The 55 mm fluorite takes Messier galaxies from suburbia
By Jay Reynolds Freeman

I sound like a broken record: Again this evening -- April 15, 1998 -- I observed with my Vixen 55 mm fluorite outside my home in Palo Alto, California.

It was clear! The sky was transparent! The seeing was good! And my soul is no longer my own -- but it was well spent...

Having been frustrated by clouds while Messier-hunting last night, I took out some decent charts and star-hopped carefully. The Leo Messier galaxies were not trivial for a 55 mm telescope in suburbia, but at 37x (12 mm Brandon) I found M65, M66, M95, M96, and M105, and for bonus points NGC 3384 (near M105) and NGC 3628 (near M65 and M66).

Corvus was prominent above the light dome of San Jose, so I decided to try something more ambitious. The finder field for M68 is easy, southeast of the quadrilateral of Corvus, and what do you know, there it was. At 37x, the globular showed not a trace of incipient resolution. Beta Hydrae glowed further to the east. Using it as the jumping-off point, I navigated well down into the light dome of San Jose, where a slight thickening of the brightness revealed M83. I worked back north to find M61, and then M49, which was much easier than any of the objects mentioned earlier.

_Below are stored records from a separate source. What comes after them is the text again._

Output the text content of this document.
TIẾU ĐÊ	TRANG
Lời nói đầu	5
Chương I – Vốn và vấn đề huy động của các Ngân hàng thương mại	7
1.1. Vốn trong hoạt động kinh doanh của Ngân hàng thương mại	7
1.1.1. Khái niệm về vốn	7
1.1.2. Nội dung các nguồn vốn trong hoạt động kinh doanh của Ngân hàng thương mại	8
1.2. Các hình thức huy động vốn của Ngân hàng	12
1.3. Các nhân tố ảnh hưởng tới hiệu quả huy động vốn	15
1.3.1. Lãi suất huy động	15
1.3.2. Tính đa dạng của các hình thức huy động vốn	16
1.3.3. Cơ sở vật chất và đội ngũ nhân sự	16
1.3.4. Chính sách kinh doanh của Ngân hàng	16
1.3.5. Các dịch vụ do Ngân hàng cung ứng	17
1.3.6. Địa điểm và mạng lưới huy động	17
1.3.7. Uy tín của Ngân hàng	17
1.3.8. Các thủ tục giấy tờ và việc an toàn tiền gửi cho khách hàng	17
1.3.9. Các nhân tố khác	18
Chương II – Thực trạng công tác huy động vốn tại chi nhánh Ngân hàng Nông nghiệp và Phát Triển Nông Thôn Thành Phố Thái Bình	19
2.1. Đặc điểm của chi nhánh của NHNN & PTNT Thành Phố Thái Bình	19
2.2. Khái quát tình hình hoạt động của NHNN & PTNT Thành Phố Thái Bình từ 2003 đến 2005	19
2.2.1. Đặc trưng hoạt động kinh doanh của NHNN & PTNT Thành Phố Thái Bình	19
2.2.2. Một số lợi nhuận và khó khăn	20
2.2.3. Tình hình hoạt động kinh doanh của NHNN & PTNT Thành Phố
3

By this time the rising Moon had reached that awkward stage where it was significantly lightening the sky, yet not high enough to be worth looking at. Besides, it was behind a tree. So I abandoned my Messier hunt for some ongoing eyepiece comparison tests, using Spica and Polaris as targets. I had looked at Polaris previously with the 55 mm, finding it resolved with difficulty through thin haze, but the clear sky revealed it well and clearly split at only 42x (Meade 10.5 mm Research-Grade Orthoscopic). Funny, I always used to think Polaris was tough for only 50 or 60 mm of aperture.

I had anticipated taking the 55 mm out to dark sky to complete a Messier survey with it, but tonight's experience makes me think that will not be necessary. Note, however, that the keys to the evening's faint-fuzzy observations included good charts -- no object was obvious, and several required averted vision -- and a notably smaller exit pupil than many people would use -- only 1.5 mm.